The most important phrase of JFK’s inaugural address wasn’t “Ask not…,” but “The torch has been passed…” Although Kennedy was diffident about the Civil Rights Movement early on (it was politically dicey), he reflected a nation that was ripe for equal protection under the law, for extending a basic safety net for the oldest, the weakest, and the poorest of Americans. We were just too damned good as a people not to share the wealth born of our superior system of government: the Constitution of the United States of America.
LBJ was an FDR-wannabe. It was virtually impossible for him to be an extention of JFK idealism, but Lyndon was a crafty politician. As long as he threw bones to the conservatives and assured them he was fighting communism, he got the Civil Rights bill.
Two bullets into the heads of Martin Luther King and Robert Kennedy changed everything.
Nixon won in 1968 by lying about his “secret plan to end the Vietnam War.” Once he got the power he craved, he played to the “America has never lost a war” pseudo-patriots even as he threw bones to the liberals by creating the Environmental Protection Agency, repealed the gold standard (assuring inflation in the late-1970s…. for which Carter would be blamed), and sent more than half of the Americans who died in Vietnam to their graves.
Gerry Ford was a watershed event for Republic Party operatives. They discovered even a dolt in the Oval Office could command a modium of respect.
Jimmy Carter was the American people hoping against hope that a decent outsider might possibly represent the vast majority of decent outsiders across the nation. He inherited a corrupt government and the disasterous economic policies set up by Nixon and ultimately was brought down by an unprecedented attack on an embassy. The Iranians in 1978 didn’t play by the rules of international diplomacy.
Where’d they get *that* idea?! Well, maybe when Nixon started to bomb Cambodia…
But then we got Reagan. Oh, golly, what a feel-good president! He said all the right things, he believed all the right things the country-club Rebublicans professed… and he spent us into the biggest deficit in history. He paid off his cronies in the military-industrial complex so lavishly that even the “Evil Empire” concluded the irrationality of the Cold War had to stop.
George Herbert Walker Bush came face to face with the fundamental flaw of Reaganomics and committed the apostacy of raising taxes. Bill Clinton took the torche away and ran the government on a budget but offended all the non-baby-boomers by committing the “high crime and/or misdemeanor” of getting an extra-marital blow job.
So look at what we have now. A rich Momma’s boy whose had his fat pulled out of the fire all his life by Daddy’s money, Daddy’s friends, and an unfounded belief that nothing bad that’s happened to him ever happened and everything good that’s happened to him is God’s will.
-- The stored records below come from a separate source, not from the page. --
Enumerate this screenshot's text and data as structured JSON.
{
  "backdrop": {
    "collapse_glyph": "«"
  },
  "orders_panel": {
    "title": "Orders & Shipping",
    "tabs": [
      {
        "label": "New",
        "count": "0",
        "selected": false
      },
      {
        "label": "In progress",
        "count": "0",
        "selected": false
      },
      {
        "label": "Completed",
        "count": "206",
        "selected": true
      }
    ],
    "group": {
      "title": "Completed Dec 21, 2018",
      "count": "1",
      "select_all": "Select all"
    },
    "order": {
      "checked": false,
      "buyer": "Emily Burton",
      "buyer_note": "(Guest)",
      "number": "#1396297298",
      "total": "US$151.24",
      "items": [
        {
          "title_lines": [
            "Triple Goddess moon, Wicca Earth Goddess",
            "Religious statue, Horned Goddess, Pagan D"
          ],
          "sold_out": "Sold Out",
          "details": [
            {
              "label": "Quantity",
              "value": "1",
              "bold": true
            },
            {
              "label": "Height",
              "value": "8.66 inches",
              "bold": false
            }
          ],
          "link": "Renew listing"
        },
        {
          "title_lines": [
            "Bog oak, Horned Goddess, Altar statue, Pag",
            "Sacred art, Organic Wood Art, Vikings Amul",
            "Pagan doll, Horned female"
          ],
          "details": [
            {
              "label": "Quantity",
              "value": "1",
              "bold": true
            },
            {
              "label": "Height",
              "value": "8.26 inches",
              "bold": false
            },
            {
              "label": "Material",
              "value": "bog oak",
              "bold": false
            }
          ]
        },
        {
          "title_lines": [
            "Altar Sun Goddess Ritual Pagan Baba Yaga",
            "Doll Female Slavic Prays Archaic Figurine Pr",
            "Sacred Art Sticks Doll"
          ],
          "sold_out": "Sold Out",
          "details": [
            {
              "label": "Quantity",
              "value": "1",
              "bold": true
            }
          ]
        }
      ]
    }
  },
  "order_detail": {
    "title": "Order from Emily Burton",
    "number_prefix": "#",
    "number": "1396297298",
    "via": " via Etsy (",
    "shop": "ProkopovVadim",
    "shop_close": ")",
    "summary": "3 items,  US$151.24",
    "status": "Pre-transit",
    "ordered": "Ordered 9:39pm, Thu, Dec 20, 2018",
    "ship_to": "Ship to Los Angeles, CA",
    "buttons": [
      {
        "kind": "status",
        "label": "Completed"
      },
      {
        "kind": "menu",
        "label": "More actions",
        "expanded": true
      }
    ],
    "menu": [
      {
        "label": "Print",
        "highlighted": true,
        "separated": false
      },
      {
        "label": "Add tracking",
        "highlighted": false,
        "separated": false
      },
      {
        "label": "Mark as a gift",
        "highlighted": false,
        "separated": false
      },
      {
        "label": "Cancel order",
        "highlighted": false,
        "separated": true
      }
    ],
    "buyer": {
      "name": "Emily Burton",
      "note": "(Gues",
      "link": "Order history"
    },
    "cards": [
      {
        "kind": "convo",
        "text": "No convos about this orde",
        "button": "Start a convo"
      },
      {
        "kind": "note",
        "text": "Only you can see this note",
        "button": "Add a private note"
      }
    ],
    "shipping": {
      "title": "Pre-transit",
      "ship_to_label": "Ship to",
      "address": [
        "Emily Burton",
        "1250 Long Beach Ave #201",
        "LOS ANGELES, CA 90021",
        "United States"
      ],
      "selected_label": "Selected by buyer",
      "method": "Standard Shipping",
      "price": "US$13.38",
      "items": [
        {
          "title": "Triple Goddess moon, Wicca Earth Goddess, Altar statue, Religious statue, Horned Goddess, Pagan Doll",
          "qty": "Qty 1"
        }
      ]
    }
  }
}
So what do we face in 2008?
We may have to face a “Grow up, America,” it’s time to pay the bills and come to grips with the fact that all our problems can’t be solved by killing brown people.
We may elect a “Let’s Get Adult Supervision in Washington” president who will lead a reapprochement into an international community of government, resources, economies, and ideologies that are…in the grand scheme of things… more or less equal in power and purpose.
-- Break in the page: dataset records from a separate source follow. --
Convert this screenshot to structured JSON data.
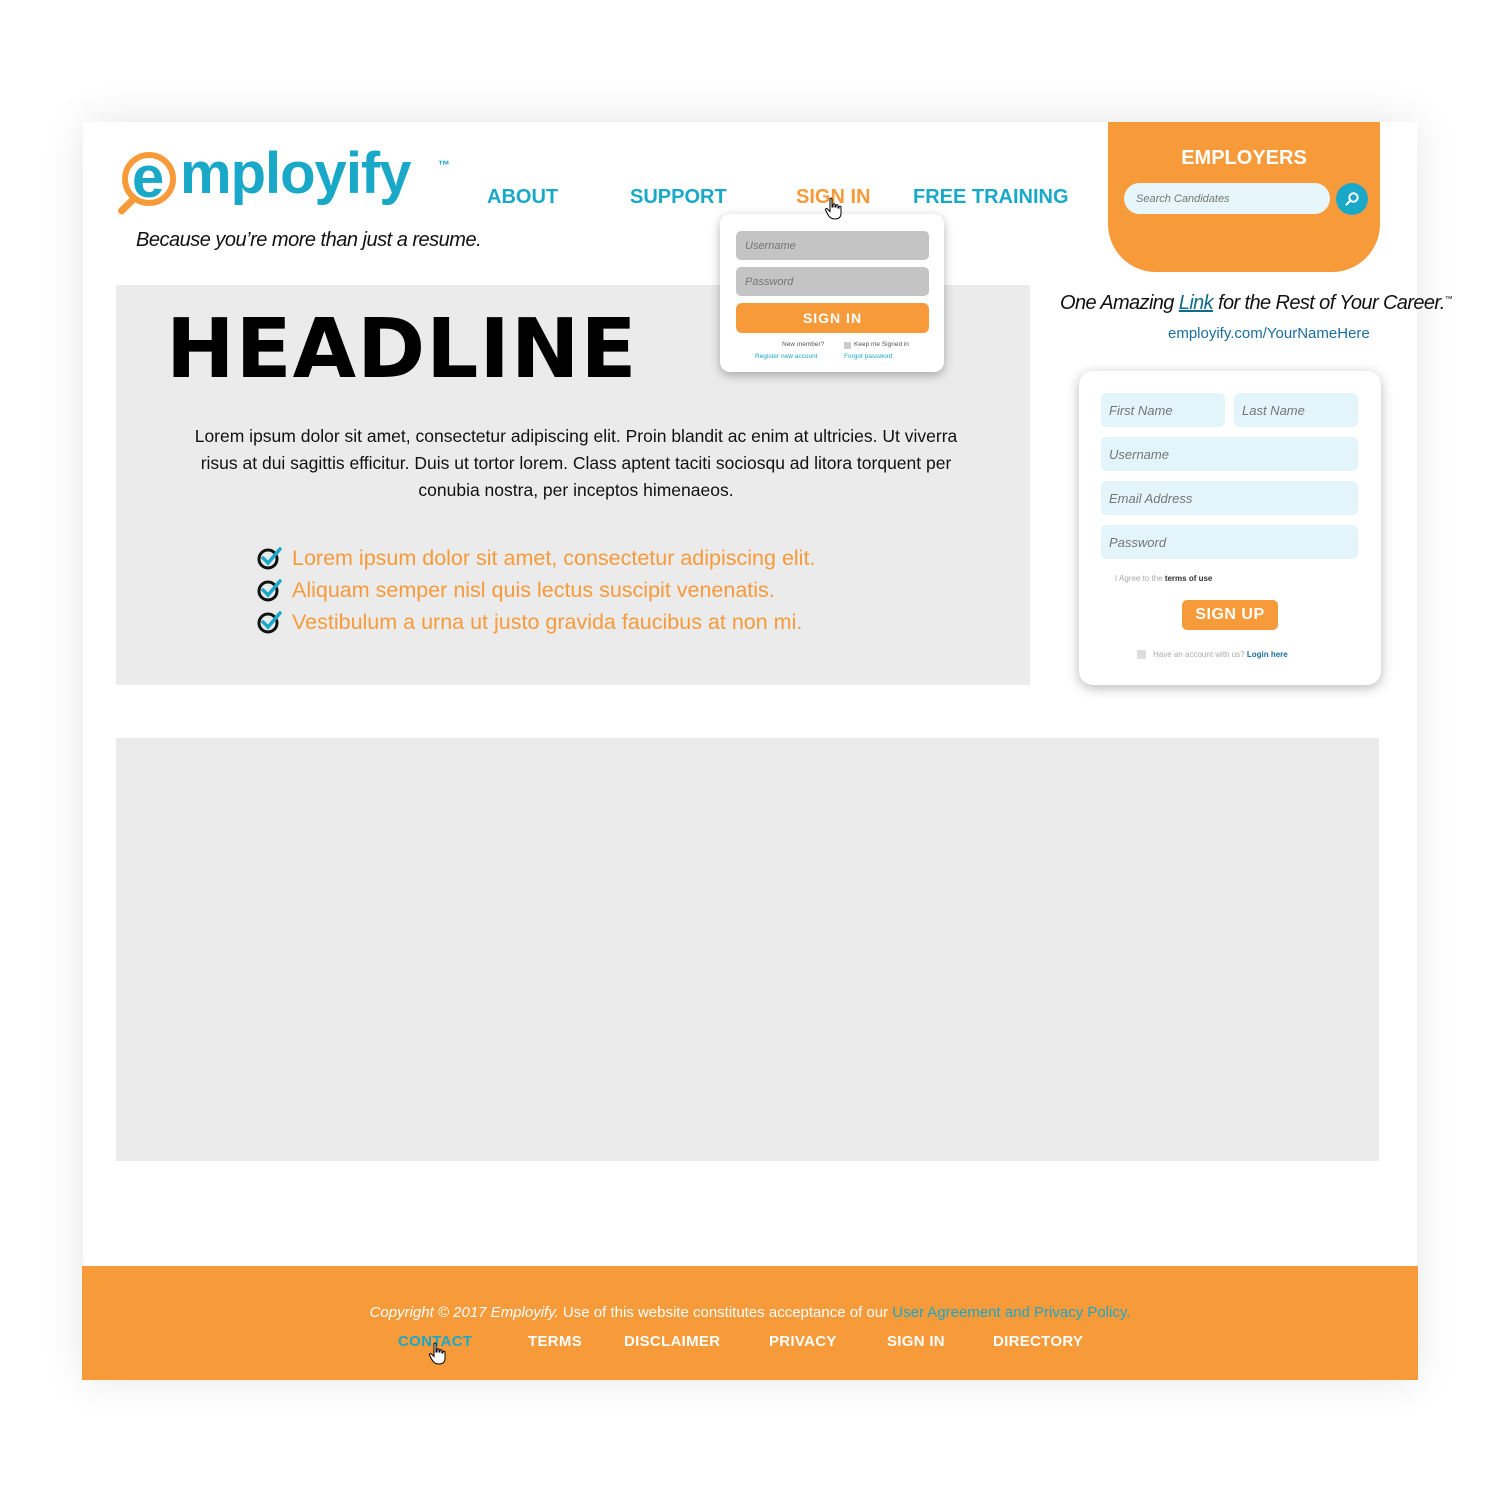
{
  "logo": {
    "word": "mploy",
    "word2": "ify",
    "e": "e",
    "tm": "™",
    "tagline": "Because you’re more than just a resume."
  },
  "nav": {
    "about": "ABOUT",
    "support": "SUPPORT",
    "sign_in": "SIGN IN",
    "free_training": "FREE TRAINING"
  },
  "employers": {
    "title": "EMPLOYERS",
    "search_placeholder": "Search Candidates"
  },
  "career": {
    "pre": "One Amazing ",
    "link": "Link",
    "post": " for the Rest of Your Career.",
    "tm": "™",
    "url": "employify.com/YourNameHere"
  },
  "hero": {
    "headline": "HEADLINE",
    "body": "Lorem ipsum dolor sit amet, consectetur adipiscing elit. Proin blandit ac enim at ultricies. Ut viverra risus at dui sagittis efficitur. Duis ut tortor lorem. Class aptent taciti sociosqu ad litora torquent per conubia nostra, per inceptos himenaeos.",
    "bullets": [
      "Lorem ipsum dolor sit amet, consectetur adipiscing elit.",
      "Aliquam semper nisl quis lectus suscipit venenatis.",
      "Vestibulum a urna ut justo gravida faucibus at non mi."
    ]
  },
  "signin_popup": {
    "username_placeholder": "Username",
    "password_placeholder": "Password",
    "button": "SIGN IN",
    "new_member": "New member?",
    "register": "Register new account",
    "keep_signed": "Keep me Signed in",
    "forgot": "Forgot password"
  },
  "signup": {
    "first_name": "First Name",
    "last_name": "Last Name",
    "username": "Username",
    "email": "Email Address",
    "password": "Password",
    "agree_pre": "I Agree to the ",
    "agree_terms": "terms of use",
    "button": "SIGN UP",
    "have_account": "Have an account with us? ",
    "login_here": "Login here"
  },
  "footer": {
    "copy_italic": "Copyright © 2017 Employify.",
    "copy_rest": " Use of this website constitutes acceptance of our ",
    "copy_link": "User Agreement and Privacy Policy.",
    "links": [
      "CONTACT",
      "TERMS",
      "DISCLAIMER",
      "PRIVACY",
      "SIGN IN",
      "DIRECTORY"
    ]
  },
  "colors": {
    "orange": "#f79a3a",
    "teal": "#19a8c8",
    "gray": "#ebebeb"
  },
  "icons": {
    "search": "search-icon",
    "check": "check-icon",
    "cursor": "hand-cursor-icon"
  }
}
If we were to get a Brownback electede, it’s time for all of us to go up to the hills and wait for Jesus to return.
I read a lot of blogs and talk to dozens of people. I hear no one of any crediblity on any issue eager to stay the course of the George WMD Bush administration.
Perhaps those who feel they are enlightened can come up with a case of four more years of the last six-and-a-half.